The next day Adam and his parents receive a letter from the Zealots saying his brother Jess has been killed. Jess was working for the Zealots as a chemist, manufacturing Death. His parents are horrified and Adam sinks into a depression. What does his life mean now? He’ll have to quit school and take some crap job and live a crap life. There will be no university. In his despair he swallows the Death he’d pocketed the night before and begins his own countdown. He makes a bucket list for the next 7 days:
1. Loads of sex with loads of girls. Several of them at once.
2. Get rich. Leave my parents and Lizzie with enough money so they’ll never have to work again.
3. Drink champagne till I can’t stand.
4. Do cocaine.
5. Do something so that humanity will remember me forever.
Yeah, that first to-do is definitely a teenage boy’s top priority.
Mixed in with the Zealots is a gangster. Isn’t there always a bad dude in the midst of everything: one hand out for cash in exchange for a bad deed, the other hand holding a machete? This gangster (sorry, entrepreneur ) is named Florence Ballantine and he has a psychotic 46-year-old son Christian who thinks he’s fourteen. Christian wears a baseball cap with the bill flipped to the side, baggy jeans, expensive t-shirts and has a bodyguard named Vince who likes to put his anti-psychotic medicine in a glass of milk. This father and son team manufacture Death. Who cares that it causes people to expire in 7 days? There’s money to be made.

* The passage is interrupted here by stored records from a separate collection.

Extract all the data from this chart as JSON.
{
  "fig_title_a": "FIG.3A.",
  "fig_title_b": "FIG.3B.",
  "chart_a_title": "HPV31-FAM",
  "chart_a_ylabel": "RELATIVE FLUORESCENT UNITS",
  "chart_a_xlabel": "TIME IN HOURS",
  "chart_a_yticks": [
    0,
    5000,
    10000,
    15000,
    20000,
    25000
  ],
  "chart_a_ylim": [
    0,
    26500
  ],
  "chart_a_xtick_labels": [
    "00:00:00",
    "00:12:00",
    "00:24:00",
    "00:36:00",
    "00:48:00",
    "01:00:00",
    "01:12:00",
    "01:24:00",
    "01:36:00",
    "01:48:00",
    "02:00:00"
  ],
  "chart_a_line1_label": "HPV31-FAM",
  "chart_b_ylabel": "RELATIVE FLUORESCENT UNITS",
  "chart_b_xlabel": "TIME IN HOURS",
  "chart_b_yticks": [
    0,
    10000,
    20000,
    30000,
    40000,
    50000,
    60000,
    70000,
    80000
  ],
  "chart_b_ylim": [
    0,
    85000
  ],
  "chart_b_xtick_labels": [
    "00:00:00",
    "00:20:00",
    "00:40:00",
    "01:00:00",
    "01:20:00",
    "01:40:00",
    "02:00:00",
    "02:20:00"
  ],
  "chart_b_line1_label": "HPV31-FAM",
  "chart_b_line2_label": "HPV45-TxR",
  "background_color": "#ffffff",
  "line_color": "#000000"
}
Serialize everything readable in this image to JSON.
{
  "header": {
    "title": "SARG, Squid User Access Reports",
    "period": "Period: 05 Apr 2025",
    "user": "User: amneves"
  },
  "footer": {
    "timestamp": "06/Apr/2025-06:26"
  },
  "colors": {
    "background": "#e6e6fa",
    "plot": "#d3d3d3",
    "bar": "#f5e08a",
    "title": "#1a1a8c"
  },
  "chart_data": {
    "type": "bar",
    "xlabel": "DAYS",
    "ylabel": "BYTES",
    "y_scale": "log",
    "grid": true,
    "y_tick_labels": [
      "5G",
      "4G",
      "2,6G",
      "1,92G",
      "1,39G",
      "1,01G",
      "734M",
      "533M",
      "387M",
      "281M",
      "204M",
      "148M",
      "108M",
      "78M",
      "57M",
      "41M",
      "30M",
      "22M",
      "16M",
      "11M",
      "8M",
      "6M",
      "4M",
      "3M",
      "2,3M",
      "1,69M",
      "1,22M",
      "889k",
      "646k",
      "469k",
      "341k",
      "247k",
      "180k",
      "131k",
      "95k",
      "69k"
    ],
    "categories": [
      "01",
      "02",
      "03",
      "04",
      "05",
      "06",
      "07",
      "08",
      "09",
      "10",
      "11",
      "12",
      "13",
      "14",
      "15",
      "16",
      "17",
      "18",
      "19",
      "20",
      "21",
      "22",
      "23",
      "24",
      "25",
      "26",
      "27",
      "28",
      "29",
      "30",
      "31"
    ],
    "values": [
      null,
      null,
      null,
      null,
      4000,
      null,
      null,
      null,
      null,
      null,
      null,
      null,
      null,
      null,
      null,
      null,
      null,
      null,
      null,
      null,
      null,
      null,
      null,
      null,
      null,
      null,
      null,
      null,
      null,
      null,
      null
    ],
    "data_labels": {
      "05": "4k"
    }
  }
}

Adam and Lizzie trip through the criminal underworld and get caught up in a race to accomplish everything on Adam’s bucket list all the while counting down the days and hours. While Adam is trying to make the first to-do on his bucket list happen, Christian sees Lizzie at a party and demands that she be his new girlfriend. Nobody wants to be his girlfriend because the dude’s brain is fried. And he’s terrifying.
Is Adam brave enough (or dumb enough) to take on the Zealots, Florence the gangster and his cuckoo for cocoa puffs son? Does Lizzie love him enough to survive a week of knowing he’s going to die? Why was Jess so secretive about what he was working on for the Zealots? Wait until you read the ending. I did not see it coming.